Please do not call VA VistA “old” out of context. This is a mark of ignorance and is independant of whether you like VistA or not.

-FT

Medsphere Growing in the right direction?

An important part of the reason why (some) people respect what I have to say with regards to FOSS Healthcare IT is that I do not pull punches. I also do not hesitate to admit when I am wrong.

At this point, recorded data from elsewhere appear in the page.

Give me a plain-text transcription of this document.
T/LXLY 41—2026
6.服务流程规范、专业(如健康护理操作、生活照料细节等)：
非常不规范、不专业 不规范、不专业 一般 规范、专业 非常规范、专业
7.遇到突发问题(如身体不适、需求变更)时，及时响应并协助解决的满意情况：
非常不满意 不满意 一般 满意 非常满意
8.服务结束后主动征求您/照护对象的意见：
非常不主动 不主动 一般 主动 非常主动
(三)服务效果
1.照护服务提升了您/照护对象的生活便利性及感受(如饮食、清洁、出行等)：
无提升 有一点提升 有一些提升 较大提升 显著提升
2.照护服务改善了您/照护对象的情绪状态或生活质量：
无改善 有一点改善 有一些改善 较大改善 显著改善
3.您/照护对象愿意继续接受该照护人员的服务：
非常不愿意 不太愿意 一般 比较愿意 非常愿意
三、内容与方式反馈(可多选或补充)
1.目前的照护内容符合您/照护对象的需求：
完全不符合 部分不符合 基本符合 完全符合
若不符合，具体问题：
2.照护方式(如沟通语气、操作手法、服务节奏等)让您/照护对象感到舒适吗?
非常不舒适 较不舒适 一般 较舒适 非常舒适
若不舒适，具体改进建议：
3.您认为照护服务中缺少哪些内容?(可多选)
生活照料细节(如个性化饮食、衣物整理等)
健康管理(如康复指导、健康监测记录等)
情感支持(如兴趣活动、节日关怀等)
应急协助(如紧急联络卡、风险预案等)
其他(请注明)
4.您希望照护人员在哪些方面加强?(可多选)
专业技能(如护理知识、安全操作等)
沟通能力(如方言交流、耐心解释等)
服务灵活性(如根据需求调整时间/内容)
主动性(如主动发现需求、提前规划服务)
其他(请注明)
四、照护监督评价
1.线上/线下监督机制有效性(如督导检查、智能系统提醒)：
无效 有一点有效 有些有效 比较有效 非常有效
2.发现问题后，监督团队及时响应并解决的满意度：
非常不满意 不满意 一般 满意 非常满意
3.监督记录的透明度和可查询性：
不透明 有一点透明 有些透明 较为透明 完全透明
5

Recently, Mike Doyle from Medsphere called me. I have a lot of respect for Mike, just about everything Medsphere has done since his arrival has been right-on. He has empowered other people at Medsphere that I have respect for. He was calling to let me know that some of the information in my recent post about Medspheres layoffs, was incorrect.

Most significantly, he said that the layoffs were part of the whole company moving away from proprietary land and towards open source. He maintained that Medsphere has been commiting more and more employees to Medsphere.org, thier new community portal. I must admit, it is one of the best portals available. Matched only by the OpenMRS portal in my opinion. According to Mike, the sum total of “new hires for open source” vs. “retiring proprietary efforts” is a positive net gain of employees for open source.

The only difference between growth and decay is which parts change, and which parts stay the same.  If Medsphere is truly “retooling” its employees towards open source community members then much of my previous criticism is invalid.

It is not hard to tell that Medsphere is making an investment in the FOSS community. This is especially true in the mono community. They have hired several mono engineers and they are spending bug reports and sponsoring work. They have also been supportive of Dr. Valdes efforts to cross the streams between WorldVista and Medsphere CIS.

Doyle argues that, rather than decay, I should interpret the layoffs as growing pains. He made a good case, and so I am now forced to eat a little crow (at least it is still warm).

-FT

Peter Bodtke taking a VistA tour

Peter Bodtke, the current vice president of WorldVistA, is doing a VistA tour. He is planning on touring Central and South America to raise awareness for VistA. Maybe they should make a shirt that says “It was an EHR before it was an Operating System”. They might be able to find a more pithy wording.

I donated a little money to his cause (WorldVistA) you should too.